Bien sûr, les grandes entreprises et les grandes puissances sont à pointer du doigt. La société de consommation également. Celle où vous évoluez, celle à laquelle vous participez. Chacun à son niveau peut tenter de faire la différence, donc. Comment ? En faisant des petits gestes conscients au quotidien, en attendant que l’État mauricien prenne ses responsabilités (dans la lignée de son concept défunt «Maurice île Durable»). Goindo Nundraj estime qu’à la maison, au bureau et dans sa vie de tous les jours, un individu peut faire la différence : «Il faut que nous nous posions la question de savoir si ce que nous faisons a un impact positif ou négatif sur l’environnement.»
Sonnette d’alarme
Le jeune a conçu, avec d’autres jeunes de sa localité, des maisons écologiques dans les écoles primaires.
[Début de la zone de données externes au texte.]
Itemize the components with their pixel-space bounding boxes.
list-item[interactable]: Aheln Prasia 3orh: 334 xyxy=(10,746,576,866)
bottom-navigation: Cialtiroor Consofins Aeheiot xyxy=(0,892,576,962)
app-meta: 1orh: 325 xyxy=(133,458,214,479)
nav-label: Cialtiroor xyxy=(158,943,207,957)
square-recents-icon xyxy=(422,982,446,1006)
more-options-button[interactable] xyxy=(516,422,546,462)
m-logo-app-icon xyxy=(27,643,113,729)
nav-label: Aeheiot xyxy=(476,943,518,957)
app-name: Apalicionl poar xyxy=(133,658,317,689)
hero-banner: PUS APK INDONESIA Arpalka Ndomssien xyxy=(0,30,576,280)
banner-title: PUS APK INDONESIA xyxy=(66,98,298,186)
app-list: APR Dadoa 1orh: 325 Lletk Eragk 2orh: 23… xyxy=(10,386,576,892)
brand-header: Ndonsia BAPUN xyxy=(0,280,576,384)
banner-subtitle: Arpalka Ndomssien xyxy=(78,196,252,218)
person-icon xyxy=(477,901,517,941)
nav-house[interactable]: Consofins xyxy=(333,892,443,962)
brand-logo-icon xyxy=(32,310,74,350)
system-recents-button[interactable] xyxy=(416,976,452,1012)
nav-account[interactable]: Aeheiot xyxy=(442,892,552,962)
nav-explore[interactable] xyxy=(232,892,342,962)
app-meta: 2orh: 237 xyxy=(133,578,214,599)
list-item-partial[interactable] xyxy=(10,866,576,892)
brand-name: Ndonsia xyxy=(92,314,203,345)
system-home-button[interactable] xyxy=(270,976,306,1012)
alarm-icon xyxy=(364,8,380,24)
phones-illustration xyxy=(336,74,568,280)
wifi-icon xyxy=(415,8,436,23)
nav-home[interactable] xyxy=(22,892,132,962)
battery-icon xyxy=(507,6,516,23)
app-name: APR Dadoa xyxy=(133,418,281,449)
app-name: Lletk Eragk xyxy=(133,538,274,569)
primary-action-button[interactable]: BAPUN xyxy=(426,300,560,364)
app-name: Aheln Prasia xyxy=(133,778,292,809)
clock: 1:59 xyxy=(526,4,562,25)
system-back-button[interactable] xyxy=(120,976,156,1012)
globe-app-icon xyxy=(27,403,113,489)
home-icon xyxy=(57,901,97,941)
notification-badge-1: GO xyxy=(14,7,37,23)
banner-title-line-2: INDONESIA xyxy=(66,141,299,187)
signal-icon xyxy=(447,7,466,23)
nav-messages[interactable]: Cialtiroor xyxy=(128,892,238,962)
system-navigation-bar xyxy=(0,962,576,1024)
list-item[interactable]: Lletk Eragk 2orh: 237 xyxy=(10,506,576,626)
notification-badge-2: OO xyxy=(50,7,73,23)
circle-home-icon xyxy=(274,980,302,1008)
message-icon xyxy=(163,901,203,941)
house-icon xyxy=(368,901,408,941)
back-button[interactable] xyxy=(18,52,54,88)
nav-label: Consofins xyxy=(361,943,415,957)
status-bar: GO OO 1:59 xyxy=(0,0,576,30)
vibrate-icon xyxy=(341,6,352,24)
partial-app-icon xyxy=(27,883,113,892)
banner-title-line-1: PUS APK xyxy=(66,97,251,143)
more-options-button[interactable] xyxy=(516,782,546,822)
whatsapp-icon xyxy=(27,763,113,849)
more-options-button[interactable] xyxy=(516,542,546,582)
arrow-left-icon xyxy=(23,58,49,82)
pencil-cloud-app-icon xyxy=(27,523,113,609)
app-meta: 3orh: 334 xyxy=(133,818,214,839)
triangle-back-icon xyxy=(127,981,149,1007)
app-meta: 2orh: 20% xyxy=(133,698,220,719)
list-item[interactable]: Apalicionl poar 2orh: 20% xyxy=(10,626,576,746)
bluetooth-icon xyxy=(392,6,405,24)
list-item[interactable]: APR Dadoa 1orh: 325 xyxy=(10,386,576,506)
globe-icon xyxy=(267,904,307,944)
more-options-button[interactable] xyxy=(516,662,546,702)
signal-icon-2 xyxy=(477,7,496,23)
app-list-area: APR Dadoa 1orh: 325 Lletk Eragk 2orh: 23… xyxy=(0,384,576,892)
Une initiative citoyenne dans l’optique de conscientiser et de donner des exemples concrets sur les façons d’être plus respectueux envers l’environnement. Des décisions nécessaires à prendre, car plus les années passent, plus la situation devient alarmante. Des écologistes, des citoyens et des personnalités éco-conscientes du monde le reconnaissent et tirent la sonnette d’alarme. Malgré de nombreuses rencontres internationales et plusieurs sommets, la situation va en s’aggravant.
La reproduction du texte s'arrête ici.